John Eliot Gardiner has been doing Bach for a very long time (not to mention Handel and Brahms); he and his Monteverdi Choir have made some fine recordings of works by the Leipzig master over the last 30 or so years. And you would hope that one of the happy consequences of such a long relationship with a composer would be performances offering a mature, reasoned interpretive view born of study and insight gleaned from countless performances. Unfortunately, what we have here, although technically very solid and vocally unassailable—it is, after all, the Monteverdi Choir—is something more along the lines of an assault rather than an artistic musical endeavor. A barrage of Bach in which Gardiner seems to think that hyper-dramatic expression is the key to these motets, whose writing, with the possible exception of some parts of Komm, Jesu, komm and Jesu, meine Freude, are as straightforward and unadorned as anything Bach conceived for choir.
Clear articulation and artful, stylistically aware phrasing are one thing—but when these things are so mannered and affected and deliberate as here, every note of melismatic passages punched to within an inch of their lives, the relentless reams of machine-gun-like “ha-ha-ha-ha-ha’s” in the opening of Lobet den Herrn leaving you looking for the exits, Bach’s music is relegated to nothing more than an acrobatic feat. The Alleluia coda in the same motet is unreasonably—indefensibly— fast, so again we are subjected to the very un-musical rat-a-tat-tat vocal articulation required to delineate the quickly escaping notes.

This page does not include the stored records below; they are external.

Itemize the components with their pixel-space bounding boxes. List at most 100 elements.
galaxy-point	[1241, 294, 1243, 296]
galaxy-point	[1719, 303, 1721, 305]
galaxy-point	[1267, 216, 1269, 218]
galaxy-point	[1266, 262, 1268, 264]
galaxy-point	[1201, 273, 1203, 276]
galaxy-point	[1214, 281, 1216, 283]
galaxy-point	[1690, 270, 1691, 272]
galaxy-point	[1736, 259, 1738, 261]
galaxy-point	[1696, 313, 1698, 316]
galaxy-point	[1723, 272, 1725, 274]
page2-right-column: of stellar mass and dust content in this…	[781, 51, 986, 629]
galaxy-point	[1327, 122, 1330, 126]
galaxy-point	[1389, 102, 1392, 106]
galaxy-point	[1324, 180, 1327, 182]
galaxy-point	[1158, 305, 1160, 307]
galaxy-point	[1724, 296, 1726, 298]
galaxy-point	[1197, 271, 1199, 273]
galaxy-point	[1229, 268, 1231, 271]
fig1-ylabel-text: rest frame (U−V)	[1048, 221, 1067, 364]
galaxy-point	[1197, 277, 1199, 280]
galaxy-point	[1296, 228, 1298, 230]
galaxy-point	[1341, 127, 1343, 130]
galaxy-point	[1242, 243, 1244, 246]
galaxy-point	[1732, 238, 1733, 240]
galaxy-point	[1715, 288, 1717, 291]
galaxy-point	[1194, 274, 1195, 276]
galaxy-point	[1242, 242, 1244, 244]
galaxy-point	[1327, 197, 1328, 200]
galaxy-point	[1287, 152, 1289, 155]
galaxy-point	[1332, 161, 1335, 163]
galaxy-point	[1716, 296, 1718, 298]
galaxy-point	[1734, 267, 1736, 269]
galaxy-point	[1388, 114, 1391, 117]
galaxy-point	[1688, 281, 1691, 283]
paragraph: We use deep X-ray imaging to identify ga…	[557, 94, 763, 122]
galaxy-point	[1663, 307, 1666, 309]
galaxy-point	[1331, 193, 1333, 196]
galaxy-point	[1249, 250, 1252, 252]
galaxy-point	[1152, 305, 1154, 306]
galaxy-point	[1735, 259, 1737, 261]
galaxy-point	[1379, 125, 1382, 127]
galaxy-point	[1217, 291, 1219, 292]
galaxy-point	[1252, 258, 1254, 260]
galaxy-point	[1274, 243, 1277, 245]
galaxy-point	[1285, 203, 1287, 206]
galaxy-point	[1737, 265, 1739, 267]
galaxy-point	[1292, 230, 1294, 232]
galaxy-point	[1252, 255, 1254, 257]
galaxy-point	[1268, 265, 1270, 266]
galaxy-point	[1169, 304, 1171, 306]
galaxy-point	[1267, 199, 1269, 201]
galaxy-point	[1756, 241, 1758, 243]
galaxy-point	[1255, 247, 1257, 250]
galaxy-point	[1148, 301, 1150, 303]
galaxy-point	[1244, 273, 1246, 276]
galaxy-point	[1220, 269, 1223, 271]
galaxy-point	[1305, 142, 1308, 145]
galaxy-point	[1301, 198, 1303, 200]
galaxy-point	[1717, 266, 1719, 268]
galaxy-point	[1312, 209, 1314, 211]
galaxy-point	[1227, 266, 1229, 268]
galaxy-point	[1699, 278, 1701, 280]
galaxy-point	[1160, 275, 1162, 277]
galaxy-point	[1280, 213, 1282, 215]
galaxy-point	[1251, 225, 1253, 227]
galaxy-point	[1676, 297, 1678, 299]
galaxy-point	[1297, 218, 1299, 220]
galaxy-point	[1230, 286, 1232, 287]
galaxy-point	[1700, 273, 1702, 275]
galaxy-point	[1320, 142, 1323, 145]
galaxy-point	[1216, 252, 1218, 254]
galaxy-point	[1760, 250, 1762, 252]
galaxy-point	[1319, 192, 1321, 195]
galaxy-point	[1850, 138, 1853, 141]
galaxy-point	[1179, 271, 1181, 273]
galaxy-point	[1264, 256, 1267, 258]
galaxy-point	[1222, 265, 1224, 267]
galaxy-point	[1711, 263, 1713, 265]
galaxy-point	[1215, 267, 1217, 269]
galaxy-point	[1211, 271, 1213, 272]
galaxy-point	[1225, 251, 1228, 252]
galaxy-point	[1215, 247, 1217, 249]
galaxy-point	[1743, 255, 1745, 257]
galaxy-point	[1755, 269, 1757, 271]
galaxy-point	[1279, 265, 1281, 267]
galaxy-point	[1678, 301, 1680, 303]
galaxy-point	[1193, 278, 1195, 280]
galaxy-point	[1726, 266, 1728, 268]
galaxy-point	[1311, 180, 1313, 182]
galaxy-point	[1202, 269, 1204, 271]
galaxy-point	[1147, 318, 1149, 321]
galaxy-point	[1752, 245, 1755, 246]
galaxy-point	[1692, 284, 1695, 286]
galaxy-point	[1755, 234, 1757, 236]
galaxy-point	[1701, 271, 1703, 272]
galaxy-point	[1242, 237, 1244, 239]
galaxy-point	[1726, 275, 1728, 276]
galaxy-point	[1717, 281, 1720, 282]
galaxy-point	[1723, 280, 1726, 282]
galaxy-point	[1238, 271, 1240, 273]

Jesu, meine Freude is almost angry with its explosive metrical accents, as if the choir is saying “take that, Jesus”, instead of “Jesus my joy, my heart’s delight…” The inappropriate hammering of the texts in the first four movements undermines the impact of the perfectly appropriate violent outbursts in the fifth movement. The entire opening section of the glorious Singet dem Herrn builds to such a frenzy that we just hope it stops before someone gets hurt.
Where does this aggressive approach to the motets come from? Certainly not from the latest Bach scholarship; rather, this seems to be solely Gardiner’s affliction, er, vision, and you have to hope that it’s not catching. There was no sign of it on Gardiner’s analog-recorded set of motets (plus three cantatas) for Erato in 1980, also with the Monteverdi Choir, which remains one of the best versions on disc (even the liner notes for the new set are recycled and somewhat reworked from that earlier release).
I have praised Gardiner’s work over the past 25 years—his Solomon remains one of the great Handel recordings; many of his Bach cantatas are exemplary; and I love his unique and intelligently conceived Brahms Requiem; but this display of vocal pugilism is a misguided imposition of a conductor’s imagination on works inherently resistant to fussy manipulation. Credit and thanks is given to high-wire artist Philippe Petit, who contributed his image to the CD cover. Is there some symbolic meaning here? Perhaps we could say that at least a high-wire artist absolutely knows his limitations and uncompromisingly respects the integrity of the medium in which he’s working. If you want to hear these works without pretension or stylistic affectation, try Gardiner’s 32-year-old Erato recording (a two-disc set), or the excellent recording from Peter Dijkstra and the Netherlands Chamber Choir from 2007 on Channel Classics.